Twitter. At the young age of 25, Brigette Lacquette (Cote First Nation in Saskatchewan) is the 1st First Nations woman ever selected for the Canadian women's Olympic hockey team.

Vincent Schilling

Cote First Nation Olympian Brigette Lacquette has also played during the First Nations Winter Games

For the first time in Canadian Olympic history, a First Nations woman will be on the roster of Canada’s Olympic Hockey Team. Brigette Lacquette, 25, is a member of the Cote First Nation in Saskatchewan.

“To represent Canada being the first First Nation is such an honor to me,” said Brigette Lacquette, in a CBC news article by Brad Bellegarde. According to the article, Lacquette says watching Nunavut’s Jordin Tootoo play for Team Canada in the 2003 World Junior Championships was her inspiration.

Though she will be playing defense for the Canadian women’s Olympic team in Pyeongchang, Lacquette has previously represented her country in the 2015 IIHF women’s world championships.

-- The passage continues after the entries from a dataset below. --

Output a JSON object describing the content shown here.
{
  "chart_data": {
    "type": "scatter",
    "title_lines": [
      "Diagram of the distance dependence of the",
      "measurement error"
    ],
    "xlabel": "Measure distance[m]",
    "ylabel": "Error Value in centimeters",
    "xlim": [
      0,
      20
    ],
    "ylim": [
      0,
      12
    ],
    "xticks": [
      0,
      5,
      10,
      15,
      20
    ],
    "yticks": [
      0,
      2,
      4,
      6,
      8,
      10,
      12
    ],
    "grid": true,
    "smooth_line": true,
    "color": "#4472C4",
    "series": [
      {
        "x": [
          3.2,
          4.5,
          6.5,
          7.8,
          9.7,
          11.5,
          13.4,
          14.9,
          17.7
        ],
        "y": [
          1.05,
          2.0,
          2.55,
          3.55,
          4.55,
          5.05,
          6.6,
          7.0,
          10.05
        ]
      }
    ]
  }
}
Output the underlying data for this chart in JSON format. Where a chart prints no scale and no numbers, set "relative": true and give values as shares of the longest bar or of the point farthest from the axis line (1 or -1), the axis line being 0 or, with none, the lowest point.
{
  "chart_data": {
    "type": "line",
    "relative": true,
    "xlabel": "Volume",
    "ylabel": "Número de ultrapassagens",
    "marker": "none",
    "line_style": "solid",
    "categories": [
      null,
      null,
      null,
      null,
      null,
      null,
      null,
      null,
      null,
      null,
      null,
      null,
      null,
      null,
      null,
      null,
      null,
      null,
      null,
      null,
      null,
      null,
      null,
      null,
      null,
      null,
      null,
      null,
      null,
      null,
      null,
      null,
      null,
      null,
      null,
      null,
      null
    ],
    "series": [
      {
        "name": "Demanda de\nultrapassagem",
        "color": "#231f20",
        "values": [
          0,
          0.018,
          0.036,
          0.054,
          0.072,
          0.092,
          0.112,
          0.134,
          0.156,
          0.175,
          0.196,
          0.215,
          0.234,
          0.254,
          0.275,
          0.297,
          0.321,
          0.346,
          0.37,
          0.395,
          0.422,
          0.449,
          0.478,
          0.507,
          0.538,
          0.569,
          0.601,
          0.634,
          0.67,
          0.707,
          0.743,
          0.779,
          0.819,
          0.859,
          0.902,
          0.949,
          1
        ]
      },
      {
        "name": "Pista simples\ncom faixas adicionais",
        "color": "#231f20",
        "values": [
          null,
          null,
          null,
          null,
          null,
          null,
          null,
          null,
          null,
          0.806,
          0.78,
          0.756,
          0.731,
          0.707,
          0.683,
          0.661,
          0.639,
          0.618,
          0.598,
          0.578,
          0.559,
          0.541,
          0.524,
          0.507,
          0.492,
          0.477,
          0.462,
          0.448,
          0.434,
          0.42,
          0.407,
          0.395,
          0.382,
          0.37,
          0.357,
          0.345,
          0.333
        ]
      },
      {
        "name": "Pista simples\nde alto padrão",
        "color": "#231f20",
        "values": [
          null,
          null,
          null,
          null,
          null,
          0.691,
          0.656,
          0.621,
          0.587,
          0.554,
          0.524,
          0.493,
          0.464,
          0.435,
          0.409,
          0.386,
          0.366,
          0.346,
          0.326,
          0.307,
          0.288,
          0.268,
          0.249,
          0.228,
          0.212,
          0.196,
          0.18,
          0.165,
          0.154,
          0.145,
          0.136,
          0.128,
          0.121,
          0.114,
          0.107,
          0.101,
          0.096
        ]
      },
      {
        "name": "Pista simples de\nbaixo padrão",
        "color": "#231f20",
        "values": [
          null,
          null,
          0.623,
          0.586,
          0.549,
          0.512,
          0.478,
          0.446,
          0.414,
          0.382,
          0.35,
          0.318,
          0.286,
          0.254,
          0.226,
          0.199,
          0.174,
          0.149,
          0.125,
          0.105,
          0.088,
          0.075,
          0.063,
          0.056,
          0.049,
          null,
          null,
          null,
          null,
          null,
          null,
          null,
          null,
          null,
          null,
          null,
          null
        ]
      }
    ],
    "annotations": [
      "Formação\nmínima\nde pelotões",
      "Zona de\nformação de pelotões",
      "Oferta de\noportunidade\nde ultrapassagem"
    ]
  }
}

Lacquette started playing when she was five years old and grew up in the rural community of Mallard Manitoba. She says her father was her greatest motivator. “I spent a lot of time on the outdoor rink with my dad,” she said to the CBC.

Lacquette’s family history of the Cote First Nation has strong ties to the Saskatchewan’s First Nations sports world. Lacquette told the CBC, one of her great sports memories was playing in the Saskatchewan First Nations Winter Games with the Yorkton Tribal Council.

“My late grandpa was there watching. It was always nice to have him support me. He would always make it out. I know that weekend my parents couldn’t make it so my grandpa [did,]” Lacquette told the CBC.

“Just having him there and watching the games, and spending time with him that was one of my memories.”

Lacquette expressed excitement in a tweet after the announcement last month, “Words can’t describe this feeling… So humbled and honored to represent this amazing country.”

In addition to her time on the ice, Lacquette also serves as a role model for a kids. As an athlete with Classroom Champions, Lacquette participates in the charitable organization’s year-long program connecting kids in Canada and athletes who share an Indigenous heritage.

Lacquette told the Calgary Herald, “I want to be the role model for them, just be the best player, the best person I can possibly be.”